The three stone circles known as the Hurlers stands on the edge of Bodmin Moor, approximately four miles south of Liskeard , by the village of Minions. They are believed to date from the Bronze Age. Many have speculated on the purpose of the circles from astronomical clock to a ritual meeting place. Multiple stone circles are not uncommon in the south-west area of England.
The circles stand in a high moorland pass, between the slopes of Stowe's Hill or Stowe's Pound, an ancient hill top settlement to the north, and Caradon Hill to the south. The site is strategically placed between the tributaries of the River Fowey to the west and the River Lynher.
The Hurlers is one of the largest prehistoric sites in England. The three stone circles stand close together and all in a line running NNE to SSW.

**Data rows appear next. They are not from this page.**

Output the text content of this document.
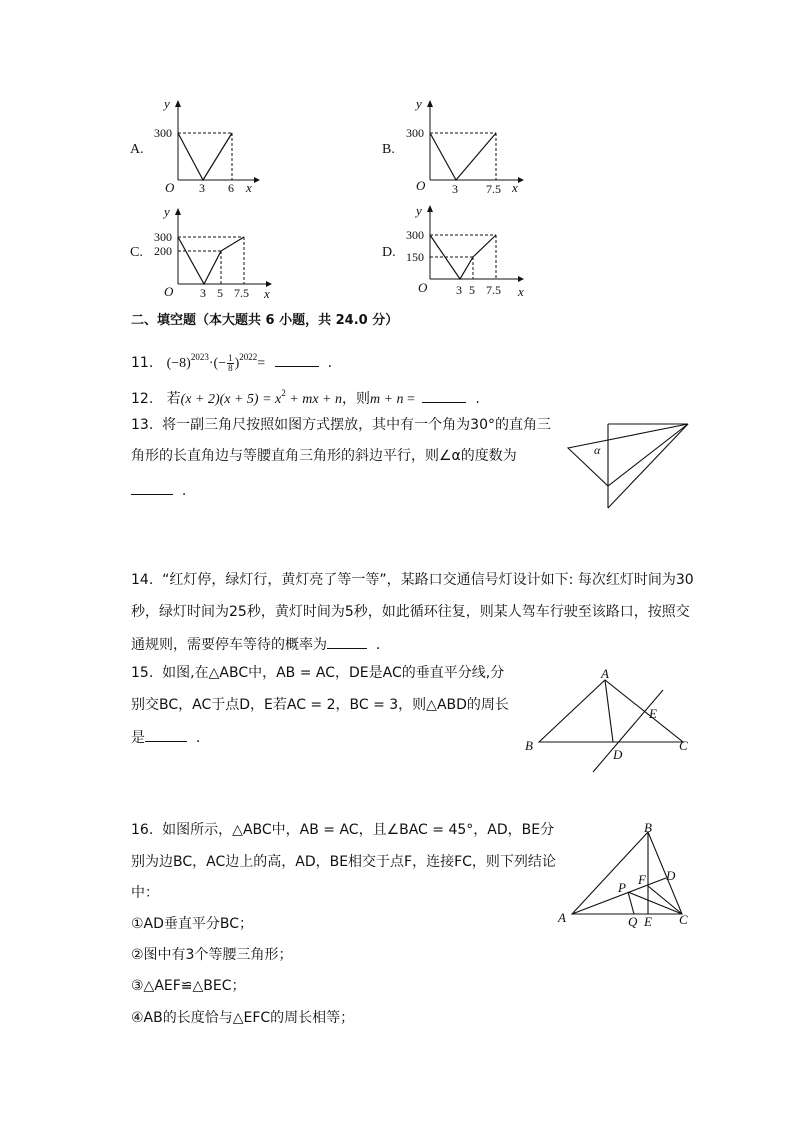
A.
y
x
O
300
3 6
B.
y
x
O
300
3 7.5
C.
y
x
O
300
200
3 5 7.5
D.
y
x
O
300
150
3 5 7.5
二、填空题（本大题共 6 小题，共 24.0 分）
11. $(-8)^{2023}\cdot(- \frac{1}{8} )^{2022}=$	.
12. 若$(x + 2)(x + 5) = x^2$ + mx + n，则m + n =	.
13. 将一副三角尺按照如图方式摆放，其中有一个角为30°的直角三
角形的长直角边与等腰直角三角形的斜边平行，则∠α的度数为
.
α
14. “红灯停，绿灯行，黄灯亮了等一等”，某路口交通信号灯设计如下: 每次红灯时间为30
秒，绿灯时间为25秒，黄灯时间为5秒，如此循环往复，则某人驾车行驶至该路口，按照交
通规则，需要停车等待的概率为	.
15. 如图,在△ABC中，AB = AC，DE是AC的垂直平分线,分
别交BC，AC于点D，E若AC = 2，BC = 3，则△ABD的周长
是	.
A
B	C
D
E
16. 如图所示，△ABC中，AB = AC，且∠BAC = 45°，AD，BE分
别为边BC，AC边上的高，AD，BE相交于点F，连接FC，则下列结论
中：
①AD垂直平分BC；
②图中有3个等腰三角形；
③△AEF≌△BEC；
④AB的长度恰与△EFC的周长相等；
B
A	C
D
E
F
P
Q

The circles vary in size from 105 feet to 135 feet across. The largest is the central circle, which is oval in shape, with a diameter of 41.8 by 40.5metres (137 x 132feet) and consists of 14 stones.
The southern circle is the smaller but more complete, although some stones are missing, the other two circles have been restored. The central circle consists of 14 stones. The northern circle now has 15 stones, although it once had 24.
Two standing stones known locally as 'the Pipers' which stand approximately 120 metres to the West of the main circle.
Legend states that the Hurlers are the forms of men turned to stone for playing the game of hurlers on the Sabbath. The historian William Camden wrote in 1610:-
'The neighbouring inhabitants terme them Hurlers, as being by devout and godly error perswaded that they had been men sometime transformed into stones, for profaning the Lord's Day with hurling the ball'
A line drawn through the centres of the circles points to Rillaton Barrow, a large prehistoric burial mound, which stands five hundred metres north-northeast of the Hurlers. The barrow consists of a mound of stone and earth that has a diameter of over 35 metres and stands over 2.5 metres high. In 1837 and a gold, corrugated cup, now known as the Rillaton Cup, and a bronze dagger were excavated from the barrow. The cup, which is believed to date from 2000-1500BC, is now kept in the British Museum. A replica of the cup may be seen in the Royal Cornwall Museum at Truro.
To reach the circle, from Liskeard take the B3254 north and continue as far as Upton Cross. Then turn left and head for Minions. There is a car park in the village, from which the stones are a short walk.